Inside Jim France’s Power Play: How NASCAR’s Billion-Dollar Charter War Put Its Secretive Boss in the Firing Line

Jim France spent his entire career avoiding the spotlight and letting others run NASCAR publicly. The charter lawsuit forced him into federal court on December 1, 2025 as a named defendant and witness, exposing internal communications that revealed his hardline negotiating tactics during two years of failed charter talks.

Swearing through team letters

An expert report obtained by Bob Pockrass showed France’s reaction to a May 2024 letter from Joe Gibbs Racing co-owner Heather Gibbs requesting permanent charters. France “reportedly read the letter ‘out loud and [was] swearing every other sentence,’ leading other NASCAR executives to conclude that the letter was not helping the teams’ cause.”
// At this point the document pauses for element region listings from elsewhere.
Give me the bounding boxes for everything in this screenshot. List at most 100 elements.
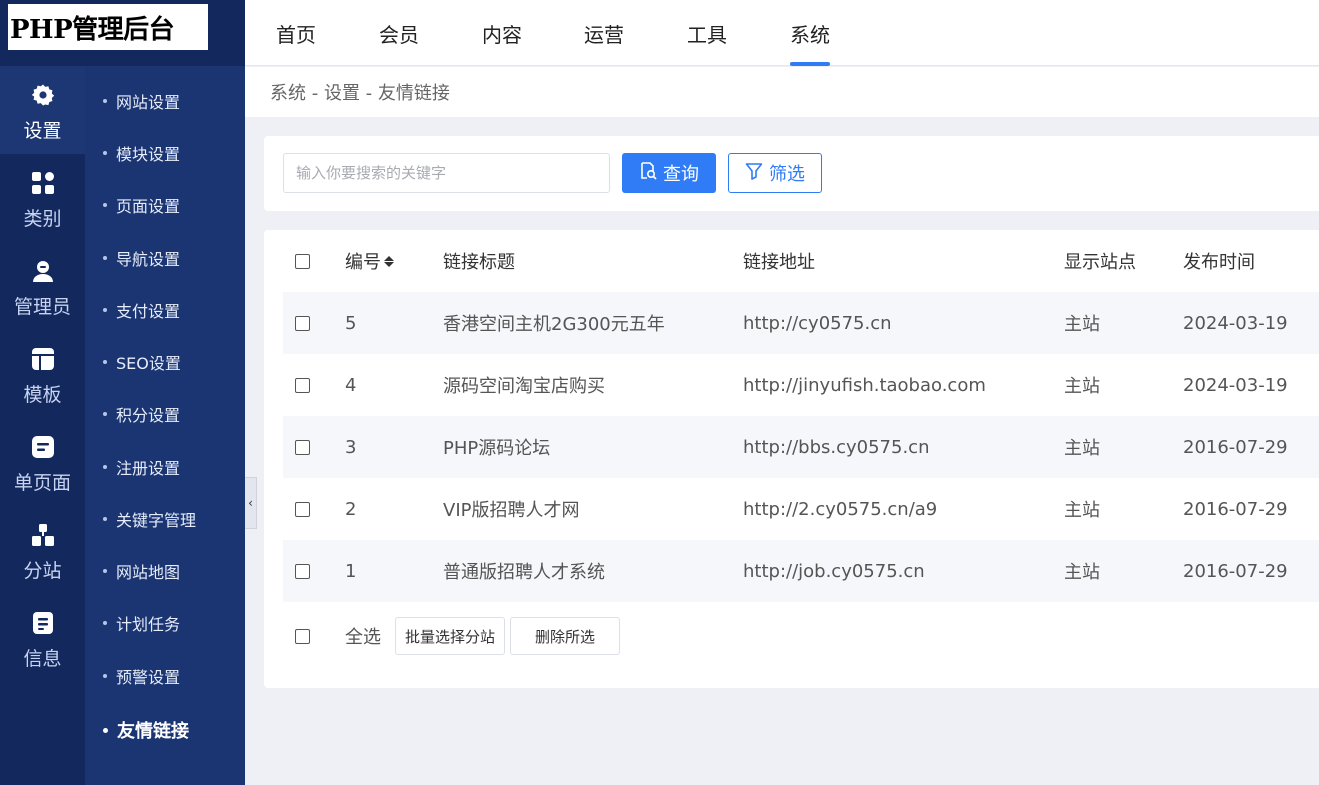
submenu-item-label: 预警设置 bbox=[116, 668, 181, 687]
submenu-item-label: 积分设置 bbox=[116, 406, 181, 425]
category-icon bbox=[30, 170, 56, 196]
submenu-item-site-settings[interactable]: 网站设置 bbox=[103, 86, 180, 116]
rail-item-label: 模板 bbox=[23, 384, 62, 406]
cell-site: 主站 bbox=[1064, 500, 1100, 521]
submenu-item-label: 页面设置 bbox=[116, 197, 181, 216]
bullet-dot bbox=[103, 569, 107, 573]
select-all-checkbox[interactable] bbox=[295, 629, 310, 644]
row-checkbox[interactable] bbox=[295, 440, 310, 455]
submenu-item-module-settings[interactable]: 模块设置 bbox=[103, 138, 180, 168]
cell-url: http://cy0575.cn bbox=[743, 312, 892, 334]
row-checkbox[interactable] bbox=[295, 378, 310, 393]
bullet-dot bbox=[103, 674, 107, 678]
batch-select-site-button[interactable]: 批量选择分站 bbox=[395, 617, 505, 655]
submenu-item-label: 友情链接 bbox=[117, 721, 189, 742]
row-checkbox[interactable] bbox=[295, 316, 310, 331]
column-header-url: 链接地址 bbox=[743, 252, 815, 273]
sidebar-collapse-handle[interactable]: ‹ bbox=[245, 477, 257, 529]
query-button-label: 查询 bbox=[663, 164, 699, 184]
rail-item-single-page[interactable]: 单页面 bbox=[0, 418, 85, 506]
filter-button[interactable]: 筛选 bbox=[728, 153, 822, 193]
rail-item-template[interactable]: 模板 bbox=[0, 330, 85, 418]
cell-date: 2016-07-29 bbox=[1183, 498, 1288, 520]
cell-title: 普通版招聘人才系统 bbox=[443, 562, 605, 583]
rail-item-admin[interactable]: 管理员 bbox=[0, 242, 85, 330]
submenu-item-label: 网站地图 bbox=[116, 563, 181, 582]
rail-item-info[interactable]: 信息 bbox=[0, 594, 85, 682]
gear-icon bbox=[30, 82, 56, 108]
row-checkbox[interactable] bbox=[295, 502, 310, 517]
cell-title: 源码空间淘宝店购买 bbox=[443, 376, 605, 397]
query-button[interactable]: 查询 bbox=[622, 153, 716, 193]
settings-submenu: 网站设置 模块设置 页面设置 导航设置 支付设置 SEO设置 积分设置 注册设置… bbox=[85, 66, 245, 785]
tab-content[interactable]: 内容 bbox=[482, 0, 522, 66]
submenu-item-register-settings[interactable]: 注册设置 bbox=[103, 452, 180, 482]
rail-item-category[interactable]: 类别 bbox=[0, 154, 85, 242]
submenu-item-seo-settings[interactable]: SEO设置 bbox=[103, 347, 181, 377]
cell-site: 主站 bbox=[1064, 376, 1100, 397]
submenu-item-payment-settings[interactable]: 支付设置 bbox=[103, 295, 180, 325]
column-header-title: 链接标题 bbox=[443, 252, 515, 273]
cell-url: http://2.cy0575.cn/a9 bbox=[743, 498, 938, 520]
tab-tools[interactable]: 工具 bbox=[687, 0, 727, 66]
table-row[interactable]: 1 普通版招聘人才系统 http://job.cy0575.cn 主站 2016… bbox=[283, 540, 1319, 602]
cell-id: 1 bbox=[345, 560, 357, 582]
bullet-dot bbox=[103, 256, 107, 260]
bullet-dot bbox=[103, 412, 107, 416]
column-header-date: 发布时间 bbox=[1183, 252, 1255, 273]
cell-url: http://jinyufish.taobao.com bbox=[743, 374, 986, 396]
cell-title: PHP源码论坛 bbox=[443, 438, 551, 459]
bullet-dot bbox=[103, 465, 107, 469]
search-doc-icon bbox=[639, 161, 663, 185]
cell-date: 2016-07-29 bbox=[1183, 560, 1288, 582]
tab-home[interactable]: 首页 bbox=[276, 0, 316, 66]
submenu-item-label: 模块设置 bbox=[116, 145, 181, 164]
cell-url: http://bbs.cy0575.cn bbox=[743, 436, 930, 458]
template-icon bbox=[30, 346, 56, 372]
substation-icon bbox=[30, 522, 56, 548]
bullet-dot bbox=[103, 517, 107, 521]
submenu-item-page-settings[interactable]: 页面设置 bbox=[103, 190, 180, 220]
rail-item-settings[interactable]: 设置 bbox=[0, 66, 85, 154]
tab-operations[interactable]: 运营 bbox=[584, 0, 624, 66]
cell-date: 2024-03-19 bbox=[1183, 374, 1288, 396]
bullet-dot bbox=[103, 621, 107, 625]
submenu-item-friend-links[interactable]: 友情链接 bbox=[103, 715, 189, 745]
table-row[interactable]: 3 PHP源码论坛 http://bbs.cy0575.cn 主站 2016-0… bbox=[283, 416, 1319, 478]
single-page-icon bbox=[30, 434, 56, 460]
bullet-dot bbox=[103, 727, 108, 733]
submenu-item-label: 注册设置 bbox=[116, 459, 181, 478]
tab-members[interactable]: 会员 bbox=[379, 0, 419, 66]
search-panel: 查询 筛选 bbox=[264, 136, 1319, 211]
row-checkbox[interactable] bbox=[295, 564, 310, 579]
delete-selected-button[interactable]: 删除所选 bbox=[510, 617, 620, 655]
admin-user-icon bbox=[30, 258, 56, 284]
submenu-item-points-settings[interactable]: 积分设置 bbox=[103, 399, 180, 429]
sort-icon bbox=[384, 255, 394, 267]
submenu-item-scheduled-tasks[interactable]: 计划任务 bbox=[103, 608, 180, 638]
rail-item-label: 类别 bbox=[23, 208, 62, 230]
table-row[interactable]: 4 源码空间淘宝店购买 http://jinyufish.taobao.com … bbox=[283, 354, 1319, 416]
info-icon bbox=[30, 610, 56, 636]
search-input[interactable] bbox=[283, 153, 610, 193]
table-row[interactable]: 2 VIP版招聘人才网 http://2.cy0575.cn/a9 主站 201… bbox=[283, 478, 1319, 540]
bullet-dot bbox=[103, 308, 107, 312]
submenu-item-label: SEO设置 bbox=[116, 354, 181, 373]
select-all-label[interactable]: 全选 bbox=[345, 617, 381, 655]
rail-item-substation[interactable]: 分站 bbox=[0, 506, 85, 594]
rail-item-label: 分站 bbox=[23, 560, 62, 582]
submenu-item-nav-settings[interactable]: 导航设置 bbox=[103, 243, 180, 273]
column-header-id[interactable]: 编号 bbox=[345, 230, 394, 292]
chevron-left-icon: ‹ bbox=[248, 496, 253, 510]
submenu-item-alert-settings[interactable]: 预警设置 bbox=[103, 661, 180, 691]
submenu-item-label: 支付设置 bbox=[116, 302, 181, 321]
top-nav: 首页 会员 内容 运营 工具 系统 bbox=[245, 0, 1319, 66]
table-footer-actions: 全选 批量选择分站 删除所选 bbox=[283, 617, 1319, 655]
submenu-item-keyword-management[interactable]: 关键字管理 bbox=[103, 504, 196, 534]
select-all-header-checkbox[interactable] bbox=[295, 254, 310, 269]
tab-system[interactable]: 系统 bbox=[790, 0, 830, 66]
rail-item-label: 单页面 bbox=[13, 472, 71, 494]
cell-id: 4 bbox=[345, 374, 357, 396]
submenu-item-sitemap[interactable]: 网站地图 bbox=[103, 556, 180, 586]
table-row[interactable]: 5 香港空间主机2G300元五年 http://cy0575.cn 主站 202… bbox=[283, 292, 1319, 354]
Denny Hamlin testified about meeting France at a Nashville hotel where he left “very discouraged” about negotiations. Hamlin said France believes teams are overspending and wanted costs cut to $10 million per entry, which Hamlin called unrealistic since it would require cutting spending in half.

Jim France’s own executives turned against him

Internal emails shown to the jury revealed NASCAR executives Steve Phelps, Steve O’Donnell, and Scott Prime expressing frustration with France and the NASCAR board refusing to meet teams in the middle during negotiations. Teams requested $722 million in annual charter payments but NASCAR’s final offer came in roughly $300 million short.

O’Donnell characterized France’s proposals in texts as “Close to a comfortable 1996, f— the teams, dictatorship, motorsport, redneck, southern, tiny sport.” Even his own top executives privately criticized his approach as too heavy handed.

23XI Racing Nascar sue why lawsuit
23XI co-owner Michael Jordan (via BlackBook Motorsport)

Attorney Jeffrey Kessler told the jury he would use emails and texts to prove “NASCAR Chairman Jim France was against NASCAR being in a competitive market.” France faces testimony alongside Michael Jordan, Richard Childress, Rick Hendrick, and Roger Penske in a trial that could reshape NASCAR’s business model forever.